"In a big win for broadcasters, the Supreme Court has reversed a lower court ruling denying broadcasters' injunction against the [Aereo] service," Broadcasting & Cable reports.
The story says, "The decision was 6-3, with Justice Breyer delivering the opinion. Justices Scalia, Thomas and Alito dissented."
The article reports: "The court ruled that Aereo provides a public performance, not a private one, as Aereo had asserted. 'The statute makes clear that the fact that Aereo’s subscribers may receive the same programs at different times and locations is of no consequence. Aereo transmits a performance of petitioners’ works “to the public,”' Breyer wrote for the majority.
"The court went out of its way to say that the ruling was a narrow one that should not discourage technological innovation."
Dissenting was Justice Scalia, joined by Justice Thomas and Justice Alito.
Scalia wrote: "This case is the latest skirmish in the long-running copyright battle over the delivery of television programming. Petitioners, a collection of television networks and affiliates (Networks), broadcast copyrighted programs on the public airwaves for all to see.
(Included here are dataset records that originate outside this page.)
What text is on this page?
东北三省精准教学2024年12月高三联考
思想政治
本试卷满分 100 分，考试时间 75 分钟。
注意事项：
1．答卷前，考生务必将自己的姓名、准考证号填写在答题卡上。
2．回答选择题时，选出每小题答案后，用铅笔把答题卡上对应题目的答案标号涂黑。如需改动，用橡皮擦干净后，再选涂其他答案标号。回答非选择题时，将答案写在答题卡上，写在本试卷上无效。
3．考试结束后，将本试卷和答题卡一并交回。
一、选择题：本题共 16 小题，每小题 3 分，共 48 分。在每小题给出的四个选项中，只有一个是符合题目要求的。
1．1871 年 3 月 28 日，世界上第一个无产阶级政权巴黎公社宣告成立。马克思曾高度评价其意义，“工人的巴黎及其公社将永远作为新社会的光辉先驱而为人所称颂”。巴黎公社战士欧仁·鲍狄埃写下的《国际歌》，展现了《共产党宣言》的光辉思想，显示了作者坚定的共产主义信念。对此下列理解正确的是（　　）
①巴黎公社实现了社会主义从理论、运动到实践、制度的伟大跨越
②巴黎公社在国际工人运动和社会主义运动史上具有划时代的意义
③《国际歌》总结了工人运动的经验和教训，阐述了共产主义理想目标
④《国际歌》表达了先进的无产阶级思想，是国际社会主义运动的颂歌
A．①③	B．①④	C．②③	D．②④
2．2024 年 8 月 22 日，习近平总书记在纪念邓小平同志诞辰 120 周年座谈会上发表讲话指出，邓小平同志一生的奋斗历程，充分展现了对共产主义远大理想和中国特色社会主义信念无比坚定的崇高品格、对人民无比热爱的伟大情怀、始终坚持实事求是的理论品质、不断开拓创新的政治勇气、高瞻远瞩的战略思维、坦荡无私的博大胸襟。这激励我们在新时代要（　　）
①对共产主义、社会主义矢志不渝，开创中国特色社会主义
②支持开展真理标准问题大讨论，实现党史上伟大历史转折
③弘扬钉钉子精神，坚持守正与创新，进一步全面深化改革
Aereo, respondent, operates an automated system that allows subscribers to receive, on Internet-connected devices, programs that they select, including the Networks’ copyrighted programs.
"The Networks sued Aereo for several forms of copyright infringement, but we are here concerned with a single claim: that Aereo violates the Networks’ “exclusive righ[t]” to “perform” their programs “publicly.” 17 U. S. C. §106(4). That claim fails at the very outset because Aereo does not “perform” at all. The Court manages to reach the opposite conclusion only by disregarding widely accepted rules for service-provider liability and adopting in their place an improvised standard (“looks-like-cable-TV”) that will sow confusion for years to come."